More eggs and chickens.

WallStreet Journal
If $4 Gas Is Bad, Just Wait
Thursday May 22, 11:29 pm ET
By Anna Raff and Jessica Resnick-Ault

...Many analysts consider $4-a-gallon retail gasoline across the U.S. a foregone conclusion this summer driving season, a period of typically peak demand, but those estimates take only current record-high oil prices into account. Thursday, light, sweet crude futures breached $135 a barrel, more than double the price a year ago.

If oil hits $200 a barrel, which is the upper end of Goldman Sach's prediction for prices over the next six months to two years, the gasoline picture changes quite dramatically. At $200 a barrel, crude alone would cost $4.76 a gallon. Add on the costs of refining and distributing as well as taxes, and pump prices could rise to a range of $6 to $7 a gallon...

...In regions of the U.S. that have been particularly hard hit by weakness in the housing market and economic instability, the fall in gasoline demand has already outpaced the national average, said , an energy analyst with New York investment bank Caris & Co.

"There would still be additional hurt if there was further escalation in gasoline pricing, because other parts of the country would become involved," Ms. Kohler said.

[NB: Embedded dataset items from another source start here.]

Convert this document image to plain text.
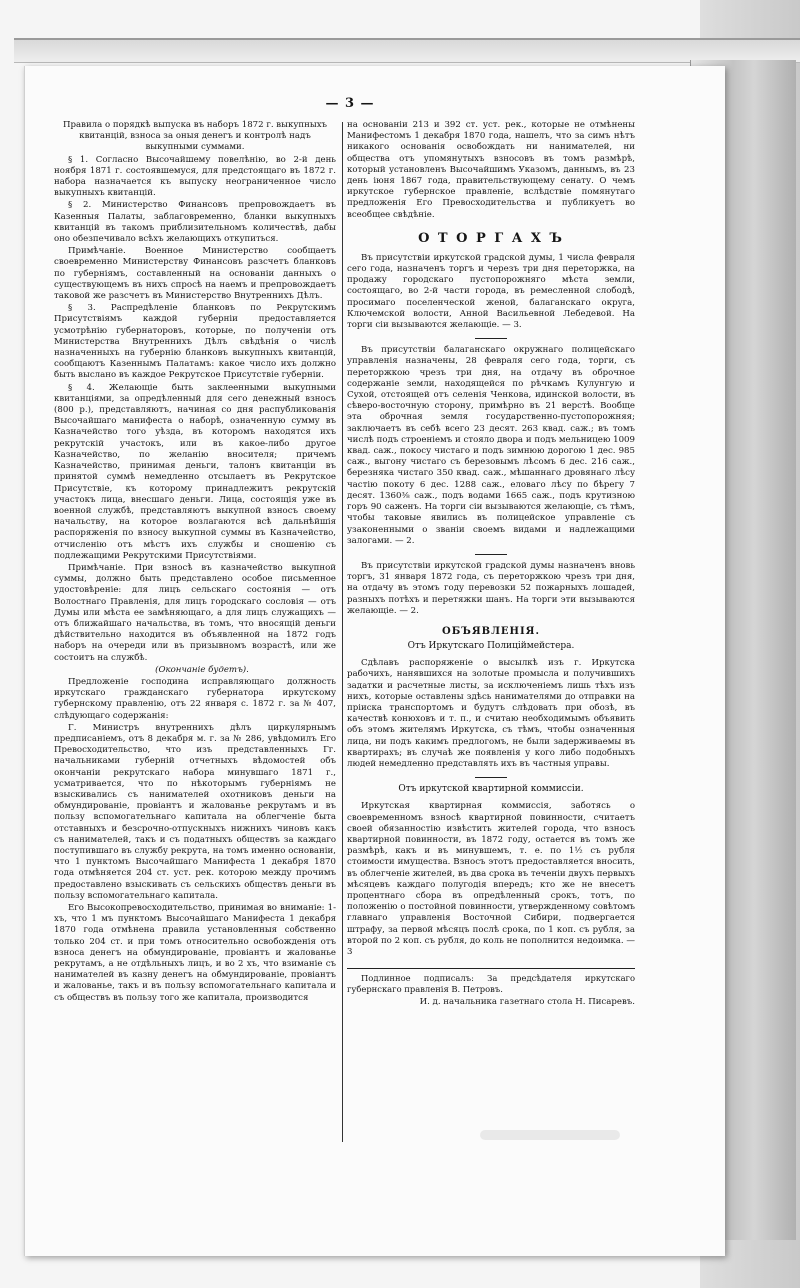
— 3 —

Правила о порядкѣ выпуска въ наборъ 1872 г. выкупныхъ квитанцiй, взноса за оныя денегъ и контролѣ надъ выкупными суммами.

§ 1. Согласно Высочайшему повелѣнiю, во 2-й день ноября 1871 г. состоявшемуся, для предстоящаго въ 1872 г. набора назначается къ выпуску неограниченное число выкупныхъ квитанцiй.

§ 2. Министерство Финансовъ препровождаетъ въ Казенныя Палаты, заблаговременно, бланки выкупныхъ квитанцiй въ такомъ приблизительномъ количествѣ, дабы оно обезпечивало всѣхъ желающихъ откупиться.

Примѣчанiе. Военное Министерство сообщаетъ своевременно Министерству Финансовъ разсчетъ бланковъ по губернiямъ, составленный на основанiи данныхъ о существующемъ въ нихъ спросѣ на наемъ и препровождаетъ таковой же разсчетъ въ Министерство Внутреннихъ Дѣлъ.

§ 3. Распредѣленiе бланковъ по Рекрутскимъ Присутствiямъ каждой губернiи предоставляется усмотрѣнiю губернаторовъ, которые, по полученiи отъ Министерства Внутреннихъ Дѣлъ свѣдѣнiя о числѣ назначенныхъ на губернiю бланковъ выкупныхъ квитанцiй, сообщаютъ Казеннымъ Палатамъ: какое число ихъ должно быть выслано въ каждое Рекрутское Присутствiе губернiи.

§ 4. Желающiе быть заклеенными выкупными квитанцiями, за опредѣленный для сего денежный взносъ (800 р.), представляютъ, начиная со дня распубликованiя Высочайшаго манифеста о наборѣ, означенную сумму въ Казначейство того уѣзда, въ которомъ находятся ихъ рекрутскiй участокъ, или въ какое-либо другое Казначейство, по желанiю вносителя; причемъ Казначейство, принимая деньги, талонъ квитанцiи въ принятой суммѣ немедленно отсылаетъ въ Рекрутское Присутствiе, къ которому принадлежитъ рекрутскiй участокъ лица, внесшаго деньги. Лица, состоящiя уже въ военной службѣ, представляютъ выкупной взносъ своему начальству, на которое возлагаются всѣ дальнѣйшiя распоряженiя по взносу выкупной суммы въ Казначейство, отчисленiю отъ мѣстъ ихъ службы и сношенiю съ подлежащими Рекрутскими Присутствiями.

Примѣчанiе. При взносѣ въ казначейство выкупной суммы, должно быть представлено особое письменное удостовѣренiе: для лицъ сельскаго состоянiя — отъ Волостнаго Правленiя, для лицъ городскаго сословiя — отъ Думы или мѣста ее замѣняющаго, а для лицъ служащихъ — отъ ближайшаго начальства, въ томъ, что вносящiй деньги дѣйствительно находится въ объявленной на 1872 годъ наборъ на очереди или въ призывномъ возрастѣ, или же состоитъ на службѣ.

(Окончанiе будетъ).

Предложенiе господина исправляющаго должность иркутскаго гражданскаго губернатора иркутскому губернскому правленiю, отъ 22 января с. 1872 г. за № 407, слѣдующаго содержанiя:

Г. Министръ внутреннихъ дѣлъ циркулярнымъ предписанiемъ, отъ 8 декабря м. г. за № 286, увѣдомилъ Его Превосходительство, что изъ представленныхъ Гг. начальниками губернiй отчетныхъ вѣдомостей объ окончанiи рекрутскаго набора минувшаго 1871 г., усматривается, что по нѣкоторымъ губернiямъ не взыскивались съ нанимателей охотниковъ деньги на обмундированiе, провiантъ и жалованье рекрутамъ и въ пользу вспомогательнаго капитала на облегченiе быта отставныхъ и безсрочно-отпускныхъ нижнихъ чиновъ какъ съ нанимателей, такъ и съ податныхъ обществъ за каждаго поступившаго въ службу рекрута, на томъ именно основанiи, что 1 пунктомъ Высочайшаго Манифеста 1 декабря 1870 года отмѣняется 204 ст. уст. рек. которою между прочимъ предоставлено взыскивать съ сельскихъ обществъ деньги въ пользу вспомогательнаго капитала.

Его Высокопревосходительство, принимая во вниманiе: 1-хъ, что 1 мъ пунктомъ Высочайшаго Манифеста 1 декабря 1870 года отмѣнена правила установленныя собственно только 204 ст. и при томъ относительно освобожденiя отъ взноса денегъ на обмундированiе, провiантъ и жалованье рекрутамъ, а не отдѣльныхъ лицъ, и во 2 хъ, что взиманiе съ нанимателей въ казну денегъ на обмундированiе, провiантъ и жалованье, такъ и въ пользу вспомогательнаго капитала и съ обществъ въ пользу того же капитала, производится

на основанiи 213 и 392 ст. уст. рек., которые не отмѣнены Манифестомъ 1 декабря 1870 года, нашелъ, что за симъ нѣтъ никакого основанiя освобождать ни нанимателей, ни общества отъ упомянутыхъ взносовъ въ томъ размѣрѣ, который установленъ Высочайшимъ Указомъ, даннымъ, въ 23 день iюня 1867 года, правительствующему сенату. О чемъ иркутское губернское правленiе, вслѣдствiе помянутаго предложенiя Его Превосходительства и публикуетъ во всеобщее свѣдѣнiе.

О Т О Р Г А Х Ъ

Въ присутствiи иркутской градской думы, 1 числа февраля сего года, назначенъ торгъ и черезъ три дня переторжка, на продажу городскаго пустопорожняго мѣста земли, состоящаго, во 2-й части города, въ ремесленной слободѣ, просимаго поселенческой женой, балаганскаго округа, Ключемской волости, Анной Васильевной Лебедевой. На торги сiи вызываются желающiе. — 3.

Въ присутствiи балаганскаго окружнаго полицейскаго управленiя назначены, 28 февраля сего года, торги, съ переторжкою чрезъ три дня, на отдачу въ оброчное содержанiе земли, находящейся по рѣчкамъ Кулунгую и Сухой, отстоящей отъ селенiя Ченкова, идинской волости, въ сѣверо-восточную сторону, примѣрно въ 21 верстѣ. Вообще эта оброчная земля государственно-пустопорожняя; заключаетъ въ себѣ всего 23 десят. 263 квад. саж.; въ томъ числѣ подъ строенiемъ и стояло двора и подъ мельницею 1009 квад. саж., покосу чистаго и подъ зимнюю дорогою 1 дес. 985 саж., выгону чистаго съ березовымъ лѣсомъ 6 дес. 216 саж., березняка чистаго 350 квад. саж., мѣшаннаго дровянаго лѣсу частiю покоту 6 дес. 1288 саж., еловаго лѣсу по бѣрегу 7 десят. 1360⅜ саж., подъ водами 1665 саж., подъ крутизною горъ 90 саженъ. На торги сiи вызываются желающiе, съ тѣмъ, чтобы таковые явились въ полицейское управленiе съ узаконенными о званiи своемъ видами и надлежащими залогами. — 2.

Въ присутствiи иркутской градской думы назначенъ вновь торгъ, 31 января 1872 года, съ переторжкою чрезъ три дня, на отдачу въ этомъ году перевозки 52 пожарныхъ лошадей, разныхъ потѣхъ и перетяжки шанъ. На торги эти вызываются желающiе. — 2.

ОБЪЯВЛЕНIЯ.
Отъ Иркутскаго Полицiймейстера.

Сдѣлавъ распоряженiе о высылкѣ изъ г. Иркутска рабочихъ, нанявшихся на золотые промысла и получившихъ задатки и расчетные листы, за исключенiемъ лишь тѣхъ изъ нихъ, которые оставлены здѣсь нанимателями до отправки на прiиска транспортомъ и будутъ слѣдовать при обозѣ, въ качествѣ конюховъ и т. п., и считаю необходимымъ объявить объ этомъ жителямъ Иркутска, съ тѣмъ, чтобы означенныя лица, ни подъ какимъ предлогомъ, не были задерживаемы въ квартирахъ; въ случаѣ же появленiя у кого либо подобныхъ людей немедленно представлять ихъ въ частныя управы.

Отъ иркутской квартирной коммиссiи.

Иркутская квартирная коммиссiя, заботясь о своевременномъ взносѣ квартирной повинности, считаетъ своей обязанностiю извѣстить жителей города, что взносъ квартирной повинности, въ 1872 году, остается въ томъ же размѣрѣ, какъ и въ минувшемъ, т. е. по 1½ съ рубля стоимости имущества. Взносъ этотъ предоставляется вносить, въ облегченiе жителей, въ два срока въ теченiи двухъ первыхъ мѣсяцевъ каждаго полугодiя впередъ; кто же не внесетъ процентнаго сбора въ опредѣленный срокъ, тотъ, по положенiю о постойной повинности, утвержденному совѣтомъ главнаго управленiя Восточной Сибири, подвергается штрафу, за первой мѣсяцъ послѣ срока, по 1 коп. съ рубля, за второй по 2 коп. съ рубля, до коль не пополнится недоимка. — 3

Подлинное подписалъ: За предсѣдателя иркутскаго губернскаго правленiя В. Петровъ.

И. д. начальника газетнаго стола Н. Писаревъ.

As huge swaths of developments are becoming abandoned or foreclosed to death, naturally the gas consumption in those areas goes way down. Many of the people who used to live there have moved closer to their jobs, where they can bike or walk, or moved to areas where they can use mass transit. But there are only so many strategically located homes - supply and demand will price many low and moderate income people out of such opportunities. At that point, the decline in gasoline usage will plateau. But the price will still continue to rise, because any increase in conservation on our part will be matched or more than matched by increases in consumption in places like China and India who are marching full steam ahead into the modern economy.

So prices will be bumpy for the foreseeable future - up some, back a little bit, up some more, back a little bit...but the overall trend is going to remain upward. We may as well plan for that reality, because it's here to stay.